Taylor-Davis said that the program also raises topics related to food and nutrition, including the issue of food insecurity—which is often hidden—in order that the medical residents are aware and sensitized about this issue as part of their family medicine practice.

In addition to Vaglia, Taylor-Davis works closely with IRMC dietitians Nettie Albohali, general manager of the clinical inpatient nutrition program at IRMC, and IRMC clinical nutrition manager Tricia Goncher, who are working to support the medical residents to integrate conversations about nutrition as part of patient education and to help prepare for their lifestyle medicine certification exam. Albohali, who is an IUP food and nutrition master’s graduate, also is a faculty member in IUP’s Food and Nutrition Department.

IUP’s Food and Nutrition faculty are also key contributors to the program, Taylor-Davis said.

Jodie Seybold, director of the two-year graduate-level Master of Science Dietitian-Nutritionist Program, assists with planning and cofacilitates the interprofessional collaboration between the IRMC residents and IUP dietitian-nutritionist interns.

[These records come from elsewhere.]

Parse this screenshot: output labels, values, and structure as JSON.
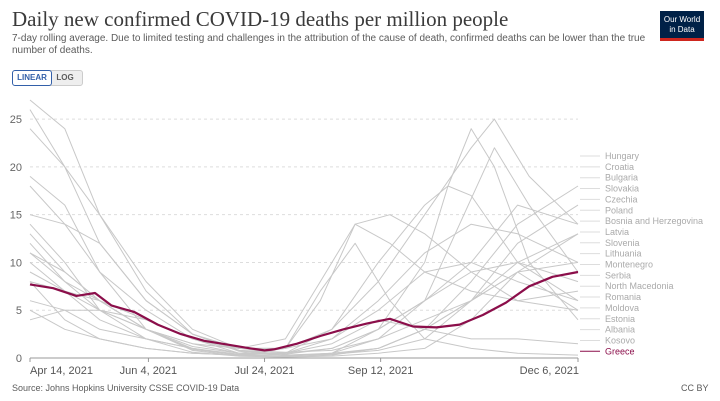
{
  "header": {
    "title": "Daily new confirmed COVID-19 deaths per million people",
    "subtitle": "7-day rolling average. Due to limited testing and challenges in the attribution of the cause of death, confirmed deaths can be lower than the true number of deaths."
  },
  "logo": {
    "line1": "Our World",
    "line2": "in Data"
  },
  "controls": {
    "linear_label": "LINEAR",
    "log_label": "LOG"
  },
  "footer": {
    "source": "Source: Johns Hopkins University CSSE COVID-19 Data",
    "license": "CC BY"
  },
  "colors": {
    "highlight": "#8b0e4a",
    "background_series": "#c8c8c8",
    "grid": "#dddddd"
  },
  "chart_data": {
    "type": "line",
    "title": "Daily new confirmed COVID-19 deaths per million people",
    "xlabel": "",
    "ylabel": "",
    "x_ticks": [
      "Apr 14, 2021",
      "Jun 4, 2021",
      "Jul 24, 2021",
      "Sep 12, 2021",
      "Dec 6, 2021"
    ],
    "x_tick_days": [
      0,
      51,
      101,
      151,
      236
    ],
    "x_range_days": [
      0,
      236
    ],
    "y_ticks": [
      0,
      5,
      10,
      15,
      20,
      25
    ],
    "ylim": [
      0,
      27
    ],
    "highlighted": "Greece",
    "series": [
      {
        "name": "Hungary",
        "x": [
          0,
          15,
          30,
          50,
          70,
          90,
          110,
          130,
          150,
          170,
          190,
          210,
          236
        ],
        "values": [
          27,
          24,
          15,
          7,
          2.5,
          0.7,
          0.3,
          0.4,
          0.8,
          2,
          6,
          12,
          16
        ]
      },
      {
        "name": "Croatia",
        "x": [
          0,
          15,
          30,
          50,
          70,
          90,
          110,
          130,
          150,
          170,
          190,
          210,
          236
        ],
        "values": [
          15,
          14,
          12,
          6,
          2.5,
          0.8,
          0.4,
          1,
          3,
          6,
          10,
          16,
          14
        ]
      },
      {
        "name": "Bulgaria",
        "x": [
          0,
          15,
          30,
          50,
          70,
          90,
          110,
          130,
          150,
          170,
          190,
          200,
          215,
          236
        ],
        "values": [
          26,
          20,
          12,
          6,
          2.5,
          1,
          1,
          3,
          8,
          15,
          22,
          25,
          19,
          14
        ]
      },
      {
        "name": "Slovakia",
        "x": [
          0,
          15,
          30,
          50,
          70,
          90,
          110,
          130,
          150,
          170,
          190,
          210,
          236
        ],
        "values": [
          13,
          9,
          6,
          3,
          0.8,
          0.2,
          0.1,
          0.3,
          1,
          3,
          8,
          14,
          18
        ]
      },
      {
        "name": "Czechia",
        "x": [
          0,
          15,
          30,
          50,
          70,
          90,
          110,
          130,
          150,
          170,
          190,
          210,
          236
        ],
        "values": [
          14,
          10,
          5,
          2,
          0.6,
          0.2,
          0.1,
          0.2,
          0.5,
          1,
          4,
          9,
          13
        ]
      },
      {
        "name": "Poland",
        "x": [
          0,
          15,
          30,
          50,
          70,
          90,
          110,
          130,
          150,
          170,
          190,
          210,
          236
        ],
        "values": [
          19,
          16,
          9,
          3,
          0.9,
          0.3,
          0.2,
          0.4,
          1,
          3,
          6,
          10,
          13
        ]
      },
      {
        "name": "Bosnia and Herzegovina",
        "x": [
          0,
          15,
          30,
          50,
          70,
          90,
          110,
          130,
          150,
          170,
          180,
          190,
          210,
          236
        ],
        "values": [
          24,
          20,
          15,
          8,
          3,
          1,
          0.5,
          3,
          10,
          16,
          18,
          17,
          10,
          6
        ]
      },
      {
        "name": "Latvia",
        "x": [
          0,
          15,
          30,
          50,
          70,
          90,
          110,
          130,
          150,
          170,
          185,
          200,
          215,
          236
        ],
        "values": [
          4,
          5,
          5,
          4,
          2,
          0.8,
          0.6,
          0.8,
          2,
          6,
          14,
          22,
          16,
          9
        ]
      },
      {
        "name": "Slovenia",
        "x": [
          0,
          15,
          30,
          50,
          70,
          90,
          110,
          130,
          150,
          170,
          190,
          210,
          236
        ],
        "values": [
          9,
          7,
          5,
          3,
          1.5,
          0.5,
          0.3,
          0.5,
          2,
          4,
          6,
          9,
          10
        ]
      },
      {
        "name": "Lithuania",
        "x": [
          0,
          15,
          30,
          50,
          70,
          90,
          110,
          130,
          150,
          170,
          190,
          210,
          236
        ],
        "values": [
          8,
          7,
          6,
          4,
          2,
          1,
          1,
          2,
          6,
          11,
          14,
          13,
          10
        ]
      },
      {
        "name": "Montenegro",
        "x": [
          0,
          15,
          30,
          50,
          70,
          90,
          110,
          125,
          140,
          155,
          170,
          190,
          210,
          236
        ],
        "values": [
          12,
          8,
          5,
          3,
          1.5,
          1,
          2,
          8,
          14,
          15,
          13,
          9,
          6,
          5
        ]
      },
      {
        "name": "Serbia",
        "x": [
          0,
          15,
          30,
          50,
          70,
          90,
          110,
          130,
          150,
          170,
          190,
          210,
          236
        ],
        "values": [
          11,
          9,
          6,
          3,
          1.2,
          0.5,
          0.5,
          2,
          5,
          9,
          10,
          8,
          6
        ]
      },
      {
        "name": "North Macedonia",
        "x": [
          0,
          15,
          30,
          50,
          70,
          90,
          110,
          125,
          140,
          155,
          170,
          190,
          210,
          236
        ],
        "values": [
          18,
          14,
          9,
          5,
          2,
          0.5,
          1,
          6,
          14,
          12,
          9,
          7,
          6,
          7
        ]
      },
      {
        "name": "Romania",
        "x": [
          0,
          15,
          30,
          50,
          70,
          90,
          110,
          130,
          150,
          170,
          180,
          190,
          200,
          215,
          236
        ],
        "values": [
          11,
          8,
          6,
          3,
          1,
          0.3,
          0.2,
          0.5,
          3,
          10,
          18,
          24,
          20,
          10,
          4
        ]
      },
      {
        "name": "Moldova",
        "x": [
          0,
          15,
          30,
          50,
          70,
          90,
          110,
          130,
          150,
          170,
          190,
          210,
          236
        ],
        "values": [
          6,
          5,
          3,
          2,
          1,
          0.4,
          0.5,
          1,
          3,
          6,
          9,
          10,
          8
        ]
      },
      {
        "name": "Estonia",
        "x": [
          0,
          15,
          30,
          50,
          70,
          90,
          110,
          130,
          150,
          170,
          190,
          210,
          236
        ],
        "values": [
          10,
          7,
          4,
          2,
          1,
          0.3,
          0.2,
          0.5,
          1,
          3,
          6,
          9,
          5
        ]
      },
      {
        "name": "Albania",
        "x": [
          0,
          15,
          30,
          50,
          70,
          90,
          110,
          130,
          150,
          170,
          190,
          210,
          236
        ],
        "values": [
          8,
          4,
          2,
          1,
          0.5,
          0.3,
          0.5,
          1.5,
          4,
          3,
          2,
          2,
          1.5
        ]
      },
      {
        "name": "Kosovo",
        "x": [
          0,
          15,
          30,
          50,
          70,
          90,
          110,
          125,
          140,
          155,
          170,
          190,
          210,
          236
        ],
        "values": [
          5,
          3,
          2,
          1,
          0.5,
          0.3,
          1,
          7,
          12,
          6,
          2,
          1,
          0.5,
          0.3
        ]
      },
      {
        "name": "Greece",
        "x": [
          0,
          10,
          20,
          28,
          35,
          45,
          55,
          65,
          75,
          85,
          95,
          101,
          105,
          115,
          125,
          135,
          145,
          155,
          165,
          175,
          185,
          195,
          205,
          215,
          225,
          236
        ],
        "values": [
          7.7,
          7.3,
          6.5,
          6.8,
          5.5,
          4.8,
          3.5,
          2.5,
          1.8,
          1.4,
          1,
          0.8,
          0.9,
          1.5,
          2.3,
          3,
          3.6,
          4.1,
          3.3,
          3.2,
          3.5,
          4.5,
          5.8,
          7.5,
          8.5,
          9
        ]
      }
    ]
  }
}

In this process, the resident physicians and dietitian-nutritionist interns learn from each with the goal to optimize healthcare for patients through food and nutrition as a primary lifestyle prescription to prevent, treat, and even reverse chronic disease, especially in our rural communities.

IRMC’s Rural Family Medicine Residency Program officially started on July 1, 2022. IRMC’s resident physicians were chosen from a pool of roughly 600 applicants.

The resident physicians are Nawar Al Janabi, of Baghdad, Iraq; Tanvi Bharathan, of Indiana, PA; Mohit Chhatpar, of New York; Robin Rodriguez, of Corpus Christi, Texas; and Narinder Sangha, of California. The resident physicians work with and report to an attending physician as they learn and practice family medicine over the next three years.